Kanjeng Gusti Pangeran Harya (KGPH) Purbaya angkat suara soal konflik di internal keluarga Keraton Surakarta buntut kemelut putra mahkota.
Keputusan Paku Buwono XIII untuk menetapkan KGPH Purbaya sebagai putra mahkota ditentang kubu Lembaga Dewan Adat (LDA) pimpinan GKR Koes Moertiyah atau akrab disapa Gusti Moeng. Goes Moeng juga dikenal sebagai bibi KGPH Purbaya.
ADVERTISEMENT
SCROLL TO CONTINUE WITH CONTENT
Ditanya soalnya penolakan oleh bibinya itu, KGPH Purbaya mengaku menghormati Gusti Moeng sebagai yang lebih tua. Purbaya menilai bahwa masalah di internal Keraton saat ini merupakan masalah keluarga dan harus diselesaikan secara kekeluargaan.

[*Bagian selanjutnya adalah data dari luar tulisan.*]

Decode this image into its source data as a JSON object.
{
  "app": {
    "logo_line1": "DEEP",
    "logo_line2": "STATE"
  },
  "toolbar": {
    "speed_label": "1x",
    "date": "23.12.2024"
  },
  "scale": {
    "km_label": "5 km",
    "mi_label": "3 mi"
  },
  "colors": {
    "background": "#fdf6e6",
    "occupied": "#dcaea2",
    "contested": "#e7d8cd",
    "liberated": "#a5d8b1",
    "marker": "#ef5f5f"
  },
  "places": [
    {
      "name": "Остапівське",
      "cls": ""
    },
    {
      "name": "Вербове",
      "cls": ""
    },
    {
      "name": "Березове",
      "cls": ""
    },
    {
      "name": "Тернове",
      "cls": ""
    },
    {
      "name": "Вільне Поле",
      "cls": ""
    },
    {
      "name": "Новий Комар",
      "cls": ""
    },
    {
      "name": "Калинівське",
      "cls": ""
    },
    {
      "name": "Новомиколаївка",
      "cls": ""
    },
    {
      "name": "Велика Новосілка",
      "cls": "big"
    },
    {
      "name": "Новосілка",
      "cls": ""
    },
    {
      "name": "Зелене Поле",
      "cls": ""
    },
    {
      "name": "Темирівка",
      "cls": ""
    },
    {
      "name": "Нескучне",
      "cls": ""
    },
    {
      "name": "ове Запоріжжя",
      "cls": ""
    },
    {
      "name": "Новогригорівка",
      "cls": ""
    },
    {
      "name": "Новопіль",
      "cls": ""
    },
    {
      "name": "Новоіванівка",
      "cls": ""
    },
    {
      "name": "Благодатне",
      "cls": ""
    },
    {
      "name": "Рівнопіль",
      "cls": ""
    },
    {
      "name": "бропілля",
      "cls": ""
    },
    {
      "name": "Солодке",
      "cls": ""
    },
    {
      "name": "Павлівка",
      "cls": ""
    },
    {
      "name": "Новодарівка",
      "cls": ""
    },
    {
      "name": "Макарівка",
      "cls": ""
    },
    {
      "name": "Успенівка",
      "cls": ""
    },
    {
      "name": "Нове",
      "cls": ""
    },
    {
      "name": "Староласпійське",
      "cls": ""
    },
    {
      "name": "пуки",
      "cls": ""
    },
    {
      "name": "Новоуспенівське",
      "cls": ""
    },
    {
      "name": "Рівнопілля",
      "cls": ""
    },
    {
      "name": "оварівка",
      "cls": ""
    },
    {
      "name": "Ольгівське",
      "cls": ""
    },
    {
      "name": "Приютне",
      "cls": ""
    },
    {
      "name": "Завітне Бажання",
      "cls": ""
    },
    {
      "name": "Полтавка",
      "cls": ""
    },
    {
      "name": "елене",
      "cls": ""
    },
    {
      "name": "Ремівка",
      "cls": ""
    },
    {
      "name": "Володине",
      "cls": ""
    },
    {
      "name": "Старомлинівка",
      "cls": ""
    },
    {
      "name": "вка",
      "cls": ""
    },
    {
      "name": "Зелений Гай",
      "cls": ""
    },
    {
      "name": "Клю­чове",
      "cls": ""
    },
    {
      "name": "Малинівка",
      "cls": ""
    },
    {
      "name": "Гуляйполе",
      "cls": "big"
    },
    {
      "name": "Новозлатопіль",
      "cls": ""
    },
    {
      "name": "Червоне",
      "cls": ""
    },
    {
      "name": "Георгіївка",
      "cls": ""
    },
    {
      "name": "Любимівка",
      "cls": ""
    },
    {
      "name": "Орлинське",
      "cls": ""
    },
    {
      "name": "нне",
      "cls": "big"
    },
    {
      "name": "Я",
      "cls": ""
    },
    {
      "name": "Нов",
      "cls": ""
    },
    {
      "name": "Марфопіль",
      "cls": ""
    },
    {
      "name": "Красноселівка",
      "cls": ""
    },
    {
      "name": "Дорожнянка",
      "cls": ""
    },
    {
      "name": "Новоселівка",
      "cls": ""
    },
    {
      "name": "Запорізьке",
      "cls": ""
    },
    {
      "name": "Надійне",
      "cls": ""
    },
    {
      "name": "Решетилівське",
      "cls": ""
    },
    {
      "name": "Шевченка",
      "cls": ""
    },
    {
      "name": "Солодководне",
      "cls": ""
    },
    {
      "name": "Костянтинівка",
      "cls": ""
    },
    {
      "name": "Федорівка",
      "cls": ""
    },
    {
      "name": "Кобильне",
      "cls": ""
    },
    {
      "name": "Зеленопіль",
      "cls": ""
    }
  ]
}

"Contoh Tante Moeng, beliau adalah tante saya. Dan saya harus menghormati beliau sebagai tante," kata KGPH Purbaya dikutip dari kanal YouTube Berita Surakarta, Sabtu (24/12).
KGPH Purbaya juga berharap konflik di internal keluarga bisa ditemukan jalan keluarnya lewat musyawarah.
"Saya berharap secepatnya akan mendapat solusi dan bisa menjalankan musyawarah dan semuanya ada jalan keluarnya," katanya.
Konflik keluarga Keraton Solo yang memanas belakangan disebut-sebut karena penolakan Gusti Moeng terhadap penetapan KGPH sebagai putra mahkota.
Bentrok pun pecah pada Jumat (23/12) yang menyebabkan empat orang mengalami luka.
Menurut LDA Gusti Moeng, PB XIII telah mengambil langkah keliru. Gusti Moeng menyebut PB XIII memiliki putra tertua dari pernikahan sebelumnya, yakni KGPH Mangkubumi.
Gusti Moeng menilai KGPH Mangkubumi lebih tepat menjadi putra mahkota karena ia anak tertua Paku Buwono XIII. Menurut dia, penetapan Purbaya sebagai putra mahkota bisa batal demi hukum.
"Ini adiknya (Purboyo) dipaksa oleh ibunya (permaisuri). Dari ibunya saja gagal, (salah satunya) tidak memenuhi kriteria perawan," kata Moeng.